OpenAI, Anthropic, Ollama, Cohere, Mistral, Gemini, AWS Bedrock, Azure OpenAI, Groq, DeepSeek, OpenRouter, Together, Fireworks, Perplexity, Cerebras — all behind BaseLLM. Auto-detected from the model name.

LLM Provider docs

5 vector store backends

InMemoryVectorStore (built-in, .npz persistence), ChromaDB, FAISS, Qdrant, Pinecone — all behind VectorStore.

Vector store docs

14 document loaders

TextLoader, StringLoader, PDFLoader, HTMLLoader, CSVLoader, JSONLoader, DirectoryLoader, WebLoader, ExcelLoader, PowerPointLoader, DocxLoader, MarkdownLoader, plus contextual and sentence-window strategies.

Loader docs

Agents

ReActAgent — Thought → Action → Observation loop, works with any LLM. FunctionCallingAgent — native tool_calls / tool_use for OpenAI, Anthropic, Gemini, and Mistral.
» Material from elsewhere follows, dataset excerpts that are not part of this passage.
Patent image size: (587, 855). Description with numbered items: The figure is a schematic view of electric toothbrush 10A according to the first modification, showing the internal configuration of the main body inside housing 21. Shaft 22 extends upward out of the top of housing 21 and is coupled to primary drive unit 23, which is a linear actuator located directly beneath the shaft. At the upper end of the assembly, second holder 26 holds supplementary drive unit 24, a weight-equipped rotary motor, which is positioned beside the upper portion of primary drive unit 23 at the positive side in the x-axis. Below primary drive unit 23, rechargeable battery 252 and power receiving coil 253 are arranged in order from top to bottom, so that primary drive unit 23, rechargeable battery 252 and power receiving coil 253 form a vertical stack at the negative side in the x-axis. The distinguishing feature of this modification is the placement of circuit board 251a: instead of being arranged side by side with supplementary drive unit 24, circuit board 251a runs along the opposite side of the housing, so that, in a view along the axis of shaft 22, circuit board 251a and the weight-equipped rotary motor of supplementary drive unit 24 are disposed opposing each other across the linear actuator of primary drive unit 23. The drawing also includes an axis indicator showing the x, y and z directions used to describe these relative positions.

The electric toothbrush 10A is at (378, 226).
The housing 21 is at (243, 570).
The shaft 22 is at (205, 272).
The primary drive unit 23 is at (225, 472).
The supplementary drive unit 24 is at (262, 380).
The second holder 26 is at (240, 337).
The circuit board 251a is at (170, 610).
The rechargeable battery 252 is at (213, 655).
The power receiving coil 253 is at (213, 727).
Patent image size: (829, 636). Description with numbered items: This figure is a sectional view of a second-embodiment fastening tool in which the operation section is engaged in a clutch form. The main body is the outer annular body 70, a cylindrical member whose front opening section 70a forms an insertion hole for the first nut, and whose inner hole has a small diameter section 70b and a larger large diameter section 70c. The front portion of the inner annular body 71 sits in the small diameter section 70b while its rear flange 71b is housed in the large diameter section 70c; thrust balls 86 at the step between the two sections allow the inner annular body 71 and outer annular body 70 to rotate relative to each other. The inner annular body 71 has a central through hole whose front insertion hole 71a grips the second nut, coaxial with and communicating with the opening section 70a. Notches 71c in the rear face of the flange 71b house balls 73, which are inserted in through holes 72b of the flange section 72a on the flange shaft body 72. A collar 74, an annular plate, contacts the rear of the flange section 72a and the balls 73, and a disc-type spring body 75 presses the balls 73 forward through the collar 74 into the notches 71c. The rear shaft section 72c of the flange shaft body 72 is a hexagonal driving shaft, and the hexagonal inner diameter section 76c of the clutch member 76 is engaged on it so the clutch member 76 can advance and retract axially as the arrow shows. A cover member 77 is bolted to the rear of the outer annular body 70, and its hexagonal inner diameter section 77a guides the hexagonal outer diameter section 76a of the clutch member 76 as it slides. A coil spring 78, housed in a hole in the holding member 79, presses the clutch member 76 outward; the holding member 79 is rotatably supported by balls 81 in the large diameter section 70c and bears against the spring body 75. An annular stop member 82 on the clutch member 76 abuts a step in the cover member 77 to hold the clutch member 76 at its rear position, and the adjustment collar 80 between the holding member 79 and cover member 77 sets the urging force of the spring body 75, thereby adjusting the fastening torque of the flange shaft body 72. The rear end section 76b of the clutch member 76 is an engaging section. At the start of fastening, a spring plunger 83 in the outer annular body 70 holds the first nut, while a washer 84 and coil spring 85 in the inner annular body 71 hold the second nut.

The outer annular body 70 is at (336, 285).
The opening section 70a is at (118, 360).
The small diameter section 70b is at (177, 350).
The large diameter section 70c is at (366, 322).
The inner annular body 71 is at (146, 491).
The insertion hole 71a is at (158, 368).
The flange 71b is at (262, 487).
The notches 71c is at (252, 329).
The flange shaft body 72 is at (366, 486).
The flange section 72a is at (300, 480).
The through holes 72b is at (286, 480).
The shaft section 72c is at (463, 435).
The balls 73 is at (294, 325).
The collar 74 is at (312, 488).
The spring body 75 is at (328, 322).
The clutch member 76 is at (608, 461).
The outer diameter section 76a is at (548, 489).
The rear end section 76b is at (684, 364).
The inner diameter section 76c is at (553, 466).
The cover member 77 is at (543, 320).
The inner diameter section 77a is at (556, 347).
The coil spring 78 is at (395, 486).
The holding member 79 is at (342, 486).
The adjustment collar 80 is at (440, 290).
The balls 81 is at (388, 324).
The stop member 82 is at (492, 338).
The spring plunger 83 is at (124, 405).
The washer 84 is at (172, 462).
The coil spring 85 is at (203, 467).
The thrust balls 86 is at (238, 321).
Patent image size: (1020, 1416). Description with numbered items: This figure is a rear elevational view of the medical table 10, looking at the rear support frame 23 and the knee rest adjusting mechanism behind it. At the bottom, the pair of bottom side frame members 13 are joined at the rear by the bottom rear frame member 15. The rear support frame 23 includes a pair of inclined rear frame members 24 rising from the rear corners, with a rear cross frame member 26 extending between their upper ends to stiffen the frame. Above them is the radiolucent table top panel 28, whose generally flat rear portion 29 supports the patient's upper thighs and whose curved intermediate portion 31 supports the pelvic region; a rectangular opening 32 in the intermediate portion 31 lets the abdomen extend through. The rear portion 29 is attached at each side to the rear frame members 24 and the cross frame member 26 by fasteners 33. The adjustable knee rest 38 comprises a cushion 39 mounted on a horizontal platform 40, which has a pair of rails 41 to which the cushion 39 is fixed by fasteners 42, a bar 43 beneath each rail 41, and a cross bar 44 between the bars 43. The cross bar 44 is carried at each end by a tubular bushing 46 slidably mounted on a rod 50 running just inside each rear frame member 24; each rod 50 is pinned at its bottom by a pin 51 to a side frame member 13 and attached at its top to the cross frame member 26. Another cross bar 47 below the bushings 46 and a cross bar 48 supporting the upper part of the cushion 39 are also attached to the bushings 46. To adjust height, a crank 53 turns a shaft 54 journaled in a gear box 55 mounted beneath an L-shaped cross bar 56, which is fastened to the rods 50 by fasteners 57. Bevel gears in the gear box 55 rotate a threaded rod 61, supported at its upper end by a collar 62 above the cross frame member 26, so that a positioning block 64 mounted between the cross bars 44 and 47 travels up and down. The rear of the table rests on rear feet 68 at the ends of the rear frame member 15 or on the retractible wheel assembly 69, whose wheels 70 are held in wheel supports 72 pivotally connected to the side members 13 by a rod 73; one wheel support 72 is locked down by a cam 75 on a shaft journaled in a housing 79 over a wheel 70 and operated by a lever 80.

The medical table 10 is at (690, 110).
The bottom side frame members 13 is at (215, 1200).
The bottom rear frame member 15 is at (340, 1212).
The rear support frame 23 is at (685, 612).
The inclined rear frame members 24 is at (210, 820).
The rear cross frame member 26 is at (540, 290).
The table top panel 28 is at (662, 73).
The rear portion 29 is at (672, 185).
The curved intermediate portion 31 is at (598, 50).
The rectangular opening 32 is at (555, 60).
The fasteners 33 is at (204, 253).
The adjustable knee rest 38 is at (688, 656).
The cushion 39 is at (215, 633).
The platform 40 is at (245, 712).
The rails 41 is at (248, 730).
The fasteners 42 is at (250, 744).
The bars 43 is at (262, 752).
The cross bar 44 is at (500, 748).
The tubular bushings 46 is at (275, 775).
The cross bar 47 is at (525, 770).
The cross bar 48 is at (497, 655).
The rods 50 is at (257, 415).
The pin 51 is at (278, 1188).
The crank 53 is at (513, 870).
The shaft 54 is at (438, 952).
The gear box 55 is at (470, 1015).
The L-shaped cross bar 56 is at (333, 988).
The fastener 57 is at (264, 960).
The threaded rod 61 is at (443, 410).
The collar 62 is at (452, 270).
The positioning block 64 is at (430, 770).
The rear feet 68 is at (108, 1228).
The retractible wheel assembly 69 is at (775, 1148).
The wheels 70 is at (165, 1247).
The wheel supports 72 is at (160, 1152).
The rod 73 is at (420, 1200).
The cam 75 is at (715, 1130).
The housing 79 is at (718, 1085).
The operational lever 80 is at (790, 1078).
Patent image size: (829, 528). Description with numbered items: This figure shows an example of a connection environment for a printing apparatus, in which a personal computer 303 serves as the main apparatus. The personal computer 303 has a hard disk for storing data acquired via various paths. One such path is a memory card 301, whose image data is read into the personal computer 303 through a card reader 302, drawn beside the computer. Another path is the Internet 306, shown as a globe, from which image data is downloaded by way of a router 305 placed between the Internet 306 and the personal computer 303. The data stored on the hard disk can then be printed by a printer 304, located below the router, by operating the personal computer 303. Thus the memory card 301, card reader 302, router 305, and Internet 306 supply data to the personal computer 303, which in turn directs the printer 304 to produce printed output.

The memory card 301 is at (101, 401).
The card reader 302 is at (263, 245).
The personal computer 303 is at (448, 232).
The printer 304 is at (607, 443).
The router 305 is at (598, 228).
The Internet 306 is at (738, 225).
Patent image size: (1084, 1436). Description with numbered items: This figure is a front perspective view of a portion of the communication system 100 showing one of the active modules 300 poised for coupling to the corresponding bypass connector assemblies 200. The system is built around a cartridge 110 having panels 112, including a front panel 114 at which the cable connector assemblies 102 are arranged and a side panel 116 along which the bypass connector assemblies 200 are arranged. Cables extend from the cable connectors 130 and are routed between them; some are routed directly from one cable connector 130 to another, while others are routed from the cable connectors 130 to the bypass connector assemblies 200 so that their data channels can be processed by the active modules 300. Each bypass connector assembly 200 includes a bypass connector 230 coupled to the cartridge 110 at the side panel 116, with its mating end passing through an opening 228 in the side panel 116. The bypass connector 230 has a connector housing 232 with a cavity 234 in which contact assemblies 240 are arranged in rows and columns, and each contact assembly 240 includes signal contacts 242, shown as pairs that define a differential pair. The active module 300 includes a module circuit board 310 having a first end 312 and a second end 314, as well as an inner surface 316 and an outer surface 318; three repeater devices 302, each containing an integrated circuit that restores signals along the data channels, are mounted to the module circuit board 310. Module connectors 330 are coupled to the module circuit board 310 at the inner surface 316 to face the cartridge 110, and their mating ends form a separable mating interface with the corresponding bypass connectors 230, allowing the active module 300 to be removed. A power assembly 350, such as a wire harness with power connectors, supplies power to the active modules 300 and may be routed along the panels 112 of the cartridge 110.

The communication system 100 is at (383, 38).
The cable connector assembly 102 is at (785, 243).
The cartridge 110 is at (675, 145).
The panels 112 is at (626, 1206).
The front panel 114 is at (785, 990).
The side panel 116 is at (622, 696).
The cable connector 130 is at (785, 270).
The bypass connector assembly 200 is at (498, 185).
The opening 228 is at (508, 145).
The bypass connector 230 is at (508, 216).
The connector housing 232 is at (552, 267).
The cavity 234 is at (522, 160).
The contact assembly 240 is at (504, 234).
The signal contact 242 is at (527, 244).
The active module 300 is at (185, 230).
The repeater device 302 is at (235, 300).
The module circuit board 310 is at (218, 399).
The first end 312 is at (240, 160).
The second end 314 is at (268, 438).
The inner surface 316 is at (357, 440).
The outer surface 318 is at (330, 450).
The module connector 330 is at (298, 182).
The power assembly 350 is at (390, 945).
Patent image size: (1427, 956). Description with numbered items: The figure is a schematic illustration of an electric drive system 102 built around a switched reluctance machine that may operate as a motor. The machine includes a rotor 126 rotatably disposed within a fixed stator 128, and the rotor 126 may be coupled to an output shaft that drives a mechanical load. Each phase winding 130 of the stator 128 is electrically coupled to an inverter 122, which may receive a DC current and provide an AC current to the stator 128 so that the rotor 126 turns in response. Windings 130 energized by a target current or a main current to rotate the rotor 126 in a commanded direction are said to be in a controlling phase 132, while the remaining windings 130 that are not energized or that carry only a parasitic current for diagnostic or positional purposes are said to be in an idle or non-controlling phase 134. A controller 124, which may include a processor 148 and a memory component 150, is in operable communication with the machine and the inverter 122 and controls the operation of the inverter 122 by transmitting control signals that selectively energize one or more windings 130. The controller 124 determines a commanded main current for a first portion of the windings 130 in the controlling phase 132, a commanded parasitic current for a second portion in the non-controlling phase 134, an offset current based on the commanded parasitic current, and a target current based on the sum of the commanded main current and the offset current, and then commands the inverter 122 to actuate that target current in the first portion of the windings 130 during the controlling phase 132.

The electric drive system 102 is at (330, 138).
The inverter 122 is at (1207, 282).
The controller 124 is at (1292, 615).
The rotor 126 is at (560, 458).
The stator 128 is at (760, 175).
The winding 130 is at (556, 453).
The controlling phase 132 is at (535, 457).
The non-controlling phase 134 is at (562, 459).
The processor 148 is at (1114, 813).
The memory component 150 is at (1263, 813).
AgentExecutor — unified runner, picks the right agent from config. 24 built-in tools: Calculator, PythonREPL, FileRead, FileWrite, FileList, WebSearch, SQL, HTTP, DateTime, Regex, JSONQuery, HumanInput, Wikipedia, Summarization, SentimentAnalysis, Translation, WebScraper, Shell, SQLSchemaInspection, DuckDuckGoSearch, PDFReader, GraphQL, ArxivSearch, TavilySearch.

Agent docs

Graph Workflows

StateGraph — fluent graph builder with compile-time validation, optional cycle support, typed state with reducers, and configurable step limits. CompiledGraph — wave-based async executor. Parallel nodes via asyncio.gather. Conditional routing, checkpointing, human-in-the-loop interrupts, subgraphs, fan-out/fan-in, SSE streaming, event callbacks, token-level streaming, and Mermaid export.

Graph docs

Advanced Retrieval

RAG Fusion, Contextual Retrieval, Sentence Window, Self-Query (LLM-generated filters), Parent Document, Cross-Encoder reranking, CRAG (Corrective RAG), Query Decomposition, Contextual Compression, Ensemble Retrieval, HyDE (Hypothetical Document Embeddings), Cohere Reranking, Step-Back, FLARE, Hybrid Search (BM25+vector RRF), Self-RAG, Adaptive RAG, Multi-Step Retrieval.

Retrieval docs

Memory

ConversationMemory (sliding window), HybridMemory (window + LLM summary), SQLiteConversationMemory (persistent SQLite-backed), SummaryBufferMemory (token-budget summarization), TokenBufferMemory (token-budget drop oldest), BufferMemory (unbounded buffer), EntityMemory (LLM-based entity tracking), TokenTracer (tokens, latency, cost).

Utilities

Output parsers (JSON, Pydantic, List), prompt templates (standard, chat, few-shot), structured output with Pydantic validation.


Version

Current version: 1.1.0 — see the Changelog and Roadmap.